The company stated that demand for commercial air travel remains robust, yet material availability and supplier issues continue to disrupt production and delivery of equipment and services.
It sold fewer LEAP engines, which power Airbus and Boeing narrowbody aircraft, in the September quarter compared to a year ago. It now expects LEAP deliveries this year to decline by 10% from the previous year.
As a result, its shares fell about 5% in pre-market trade.
CEO Larry Culp noted that efforts to address supply chain constraints have improved material output from the previous quarter, but added that there is still more work to be done.
> "We're taking steps with our suppliers to increase inputs and within our own operations to expand capacity, ensuring we're positioned to meet this historic demand," Culp told analysts on an earnings call.
GE Aerospace stated that a strike by factory workers at Boeing has not yet had a significant impact on its revenues, earnings, and cash flows.
The company has begun shipping its 9X engines for Boeing's new jet, the 777X. Although Boeing has delayed the plane by a year, GE Aerospace expects to increase 9X engine deliveries next year, though the ramp-up may be slower than anticipated.
GE Aerospace holds a dominant share in the engine market for narrowbody jets and maintains a strong position in widebodies. More than 70% of its commercial engine revenue comes from parts and services.

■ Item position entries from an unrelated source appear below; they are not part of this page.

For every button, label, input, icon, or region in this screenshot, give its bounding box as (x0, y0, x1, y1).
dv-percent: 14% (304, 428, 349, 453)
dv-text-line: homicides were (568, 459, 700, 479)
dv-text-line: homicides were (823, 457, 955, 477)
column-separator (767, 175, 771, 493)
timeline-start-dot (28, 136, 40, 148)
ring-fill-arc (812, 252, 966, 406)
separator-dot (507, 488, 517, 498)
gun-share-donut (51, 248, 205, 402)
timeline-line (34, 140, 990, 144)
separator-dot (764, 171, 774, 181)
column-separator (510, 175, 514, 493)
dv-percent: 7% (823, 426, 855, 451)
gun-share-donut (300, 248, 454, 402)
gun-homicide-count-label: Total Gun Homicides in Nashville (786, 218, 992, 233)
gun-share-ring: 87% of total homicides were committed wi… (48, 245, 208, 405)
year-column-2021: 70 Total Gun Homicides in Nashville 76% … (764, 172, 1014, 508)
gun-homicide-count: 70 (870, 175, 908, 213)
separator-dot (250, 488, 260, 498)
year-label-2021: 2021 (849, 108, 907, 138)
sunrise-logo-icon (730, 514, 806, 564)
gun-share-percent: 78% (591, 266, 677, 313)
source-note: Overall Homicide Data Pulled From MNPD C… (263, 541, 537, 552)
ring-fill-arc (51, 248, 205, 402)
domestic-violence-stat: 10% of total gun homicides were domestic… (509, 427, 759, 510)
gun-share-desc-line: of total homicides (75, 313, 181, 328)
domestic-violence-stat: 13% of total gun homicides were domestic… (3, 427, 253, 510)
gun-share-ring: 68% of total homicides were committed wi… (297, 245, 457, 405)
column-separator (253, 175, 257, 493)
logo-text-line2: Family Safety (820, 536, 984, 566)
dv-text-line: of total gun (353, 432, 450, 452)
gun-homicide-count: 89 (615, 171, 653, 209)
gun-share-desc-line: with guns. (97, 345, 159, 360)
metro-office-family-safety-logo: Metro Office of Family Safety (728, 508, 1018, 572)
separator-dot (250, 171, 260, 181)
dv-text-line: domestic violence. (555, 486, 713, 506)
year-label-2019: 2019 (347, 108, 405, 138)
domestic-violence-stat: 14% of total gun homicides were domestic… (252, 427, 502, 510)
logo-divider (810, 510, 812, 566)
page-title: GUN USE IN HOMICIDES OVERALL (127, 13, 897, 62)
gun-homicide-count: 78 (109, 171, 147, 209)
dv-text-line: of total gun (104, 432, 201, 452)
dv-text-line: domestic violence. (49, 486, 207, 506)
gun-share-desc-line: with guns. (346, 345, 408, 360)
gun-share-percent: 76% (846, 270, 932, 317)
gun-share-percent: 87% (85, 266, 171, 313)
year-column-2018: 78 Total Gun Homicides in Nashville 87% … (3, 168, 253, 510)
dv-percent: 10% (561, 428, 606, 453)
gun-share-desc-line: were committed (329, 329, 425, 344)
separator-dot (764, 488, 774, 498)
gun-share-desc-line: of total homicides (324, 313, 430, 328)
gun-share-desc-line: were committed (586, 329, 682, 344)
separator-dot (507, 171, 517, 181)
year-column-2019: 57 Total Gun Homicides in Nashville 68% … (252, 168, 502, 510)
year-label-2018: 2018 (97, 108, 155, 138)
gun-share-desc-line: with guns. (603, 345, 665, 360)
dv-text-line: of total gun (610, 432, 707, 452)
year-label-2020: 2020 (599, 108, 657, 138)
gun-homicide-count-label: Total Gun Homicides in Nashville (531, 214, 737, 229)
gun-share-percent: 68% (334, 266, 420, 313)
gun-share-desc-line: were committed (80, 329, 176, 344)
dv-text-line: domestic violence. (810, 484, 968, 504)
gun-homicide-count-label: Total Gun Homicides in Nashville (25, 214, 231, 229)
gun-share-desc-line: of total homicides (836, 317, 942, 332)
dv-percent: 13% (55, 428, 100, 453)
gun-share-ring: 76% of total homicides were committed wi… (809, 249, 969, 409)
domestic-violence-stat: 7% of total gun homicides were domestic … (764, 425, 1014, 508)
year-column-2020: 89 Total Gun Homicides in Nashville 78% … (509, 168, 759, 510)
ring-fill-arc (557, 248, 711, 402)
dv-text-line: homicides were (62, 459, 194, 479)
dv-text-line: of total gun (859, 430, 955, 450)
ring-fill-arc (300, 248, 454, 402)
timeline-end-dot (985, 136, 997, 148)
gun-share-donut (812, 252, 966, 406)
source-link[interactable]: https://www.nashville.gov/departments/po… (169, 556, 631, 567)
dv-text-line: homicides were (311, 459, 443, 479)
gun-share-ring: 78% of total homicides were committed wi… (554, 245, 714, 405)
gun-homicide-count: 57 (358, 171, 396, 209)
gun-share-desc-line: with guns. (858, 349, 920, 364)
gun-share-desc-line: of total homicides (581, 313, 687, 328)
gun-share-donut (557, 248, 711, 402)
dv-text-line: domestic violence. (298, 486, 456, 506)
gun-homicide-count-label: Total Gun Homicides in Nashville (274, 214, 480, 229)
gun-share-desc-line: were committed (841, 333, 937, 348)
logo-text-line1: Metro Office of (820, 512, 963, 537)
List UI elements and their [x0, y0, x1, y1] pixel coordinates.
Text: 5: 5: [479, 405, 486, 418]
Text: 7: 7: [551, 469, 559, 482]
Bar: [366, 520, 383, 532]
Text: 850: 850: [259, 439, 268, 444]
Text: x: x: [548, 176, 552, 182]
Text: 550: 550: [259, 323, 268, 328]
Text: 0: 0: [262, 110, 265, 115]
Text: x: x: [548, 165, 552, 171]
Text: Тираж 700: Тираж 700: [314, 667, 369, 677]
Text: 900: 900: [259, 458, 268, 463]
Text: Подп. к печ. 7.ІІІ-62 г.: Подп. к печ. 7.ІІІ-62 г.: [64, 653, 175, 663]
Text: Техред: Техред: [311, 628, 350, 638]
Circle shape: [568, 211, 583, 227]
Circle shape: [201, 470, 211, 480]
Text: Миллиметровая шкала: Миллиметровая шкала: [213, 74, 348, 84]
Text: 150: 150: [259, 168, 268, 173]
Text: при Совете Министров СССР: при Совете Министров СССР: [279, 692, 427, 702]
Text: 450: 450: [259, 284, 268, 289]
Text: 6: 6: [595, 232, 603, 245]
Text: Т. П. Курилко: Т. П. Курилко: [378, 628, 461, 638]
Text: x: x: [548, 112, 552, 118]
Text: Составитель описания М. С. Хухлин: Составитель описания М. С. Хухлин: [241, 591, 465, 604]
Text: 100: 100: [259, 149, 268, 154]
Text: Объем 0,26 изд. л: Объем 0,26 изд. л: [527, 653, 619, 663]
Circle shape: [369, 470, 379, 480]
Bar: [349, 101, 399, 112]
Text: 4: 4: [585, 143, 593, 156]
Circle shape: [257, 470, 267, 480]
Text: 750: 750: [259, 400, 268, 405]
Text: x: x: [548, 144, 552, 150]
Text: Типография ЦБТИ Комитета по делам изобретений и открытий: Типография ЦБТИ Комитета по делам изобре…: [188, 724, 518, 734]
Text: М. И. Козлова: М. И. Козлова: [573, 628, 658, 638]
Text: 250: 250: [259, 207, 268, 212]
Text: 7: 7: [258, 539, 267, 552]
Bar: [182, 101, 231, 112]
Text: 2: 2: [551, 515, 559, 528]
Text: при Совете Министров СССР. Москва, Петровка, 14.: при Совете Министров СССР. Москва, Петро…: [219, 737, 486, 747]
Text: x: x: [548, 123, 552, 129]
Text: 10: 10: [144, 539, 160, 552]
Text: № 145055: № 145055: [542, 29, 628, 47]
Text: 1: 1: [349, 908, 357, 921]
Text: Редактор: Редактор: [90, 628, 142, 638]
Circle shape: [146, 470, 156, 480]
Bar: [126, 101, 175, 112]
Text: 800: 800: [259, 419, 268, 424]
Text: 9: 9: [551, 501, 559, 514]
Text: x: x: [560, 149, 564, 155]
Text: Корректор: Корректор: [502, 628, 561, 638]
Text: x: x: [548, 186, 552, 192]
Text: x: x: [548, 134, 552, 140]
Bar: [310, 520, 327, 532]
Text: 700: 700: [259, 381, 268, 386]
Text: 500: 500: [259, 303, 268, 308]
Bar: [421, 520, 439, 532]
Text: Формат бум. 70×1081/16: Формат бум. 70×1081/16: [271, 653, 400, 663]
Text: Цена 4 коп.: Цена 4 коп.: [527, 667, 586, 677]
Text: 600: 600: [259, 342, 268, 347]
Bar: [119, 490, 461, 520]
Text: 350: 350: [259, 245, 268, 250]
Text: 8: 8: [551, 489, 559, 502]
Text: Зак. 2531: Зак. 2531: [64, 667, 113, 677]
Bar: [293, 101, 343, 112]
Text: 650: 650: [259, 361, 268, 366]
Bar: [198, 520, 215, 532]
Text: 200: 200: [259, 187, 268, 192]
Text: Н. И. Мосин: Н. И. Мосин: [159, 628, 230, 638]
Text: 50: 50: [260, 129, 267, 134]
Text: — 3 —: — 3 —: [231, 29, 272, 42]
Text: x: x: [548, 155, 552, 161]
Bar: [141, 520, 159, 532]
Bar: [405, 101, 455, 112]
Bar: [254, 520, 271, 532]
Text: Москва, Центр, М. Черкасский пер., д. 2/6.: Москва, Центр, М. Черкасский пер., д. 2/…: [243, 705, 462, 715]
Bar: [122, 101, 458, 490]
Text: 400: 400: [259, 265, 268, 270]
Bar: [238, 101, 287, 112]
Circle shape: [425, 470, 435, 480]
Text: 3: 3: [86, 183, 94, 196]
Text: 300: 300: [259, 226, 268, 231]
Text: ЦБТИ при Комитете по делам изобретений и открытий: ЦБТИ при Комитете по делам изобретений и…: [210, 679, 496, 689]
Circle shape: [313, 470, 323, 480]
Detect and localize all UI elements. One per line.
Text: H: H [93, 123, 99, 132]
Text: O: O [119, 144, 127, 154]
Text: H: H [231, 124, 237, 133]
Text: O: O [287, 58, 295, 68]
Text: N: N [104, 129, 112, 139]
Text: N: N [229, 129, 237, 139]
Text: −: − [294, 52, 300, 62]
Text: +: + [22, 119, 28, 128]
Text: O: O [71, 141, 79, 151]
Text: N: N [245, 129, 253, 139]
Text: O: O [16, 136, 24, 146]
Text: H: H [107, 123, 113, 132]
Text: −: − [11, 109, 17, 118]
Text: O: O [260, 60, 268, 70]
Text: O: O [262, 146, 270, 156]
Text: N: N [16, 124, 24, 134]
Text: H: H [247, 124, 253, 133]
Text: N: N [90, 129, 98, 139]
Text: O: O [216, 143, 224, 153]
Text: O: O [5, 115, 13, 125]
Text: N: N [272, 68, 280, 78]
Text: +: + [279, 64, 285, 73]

A lack of new planes due to production issues at Boeing and Airbus has compelled airlines to continue flying older planes, resulting in a surge in demand for after-market services.
Strong demand for services, along with price increases, has helped GE Aerospace mitigate the impact of lower engine shipments and improve profits.
Consequently, the company has raised its full-year profit outlook for the third time in seven months, now expecting an adjusted profit of $4.20 to $4.35 per share for 2024, up from a previous forecast of $3.95 to $4.20 per share.
For the quarter ending in September, its adjusted profit came in at $1.15 per share, slightly exceeding the $1.14 per share expected by analysts in an LSEG survey.
GE Aerospace reported $8.94 billion in adjusted revenue for the third quarter, compared to the $9.02 billion anticipated by analysts.